It’s true. Some people see more in a walk around the block than others do in a trip around the world. I’ve just come back from the Philippine Cordillera region, and I am still in awe of the breathtaking beauty in this country I call home. Yes, there will always be the romantic allure of foreign cultures and faraway exotic cities. But in a nation of 7,100 islands, there is more than enough opportunity to immerse myself in diverse environments and experiences.
Having lived overseas for seven years, I would sometimes feel a tinge of jealousy when I hear of friends travelling around the Philippines. Somehow, it seems that I was the one left behind, even though I have gone away. The desire to see more of my country grows with every Cebu Pacific or Air Phil seat sale, and I feel frustrated that each destination is an extra three and a half hours away. My Philippine travel bucket list is as long as my international bucket list – and I dare say, it’s more fun.

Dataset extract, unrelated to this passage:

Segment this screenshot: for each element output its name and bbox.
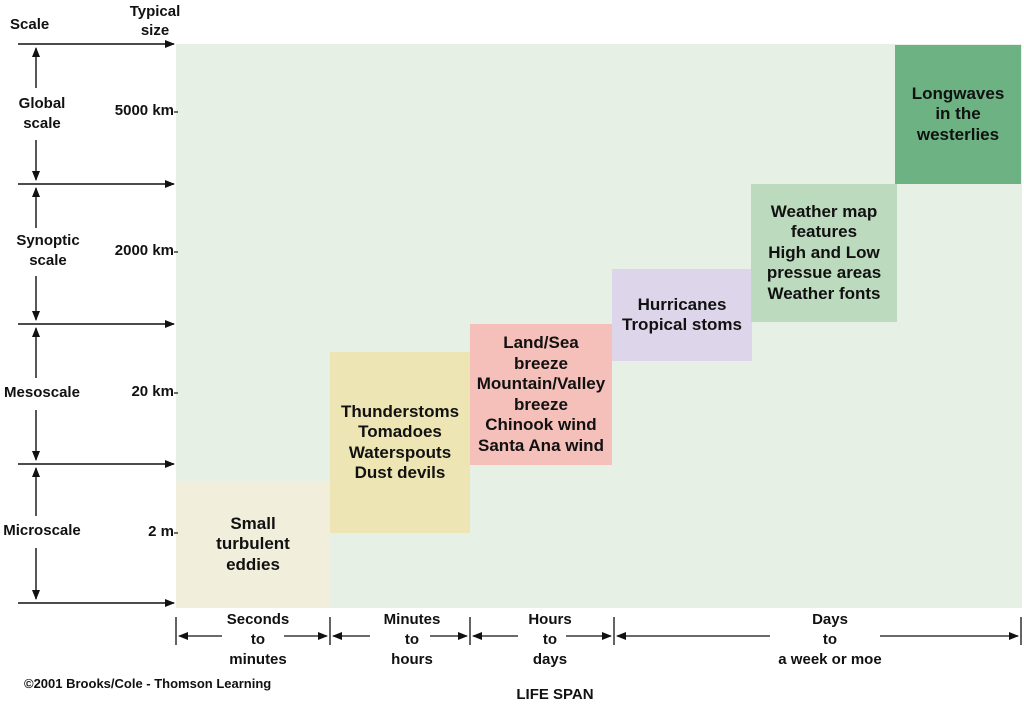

With each passing year, the longing to explore my homeland grows. Perhaps it’s sentimentality that comes with age. Perhaps it’s the sense of place and national pride. Or perhaps, truly, my heart knows that there is no place like home.
Ironically, other people would feel jealous of my international escapades; my passport isprobably more decorated than the average Juan’s. Compared to the global travelling population, however, it’s still rather modest. My airline mileage is still much less than what others have covered in a 33-year existence. Wandering is my lifeblood, and I’m not nearly done exploring the world. For now, though, my heart beats for places closer to home.
Maybe it’s just me, but there’s something about travelling in the Philippines that I love. Perhaps it’s my preference for visiting developing countries – my favourite destinations in recent years were India, Nepal, and Cambodia. Quaint local cultures draw me in like a moth gets drawn to fire – but with less tragic results. I love that men and women enjoy working with their hand, children aren’t afraid to get dirty, and everybody knows their neighbour. People are down-to-earth, real, and unencumbered by modern inventions. And somehow, it’s infectious – believe it or not, I have no need for Facebook when travelling to remote locations.
Compound that feel-good factor with a love for one’s own, and perhaps you can understand why I enjoy island hopping in this country. Travel has become my way of helping the local community, and supporting their way of life. Whenever I see unbridled progress (i.e. a giant strip mall or six-lane highway that bulldozes through nature), it saddens and angers me. Whilst there is no one formula for development, in my book, it definitely isn’t widespread consumerism and irresponsible capitalism.
The charm of visiting far-flung places is the abilty to leave everything behind, and to go back to basics. As travellers, we bring the outside world into the local communities, but sometimes we unconsciously leave our baggage with them. And once that baggage gets into the local way of life – well, the quaint, rustic appeal disappears.
One of the most heartening things I’ve heard on my recent trip to Batad comes from our young local guide. In a world where commercialization threatens to erase local culture, the Ifugaos have decided to push back and say no to mass-market tourism. They cling to their age-old traditions and current way of life, finding a happy medium between technological progress and a respect for the past.
The world is quickly changing, and there are places from my childhood days that I can hardly recognise anymore. But as long there are people who understand the value of heritage, as long as local culture trumps consumerist behaviour – I will continue to enjoy walks in my backyard.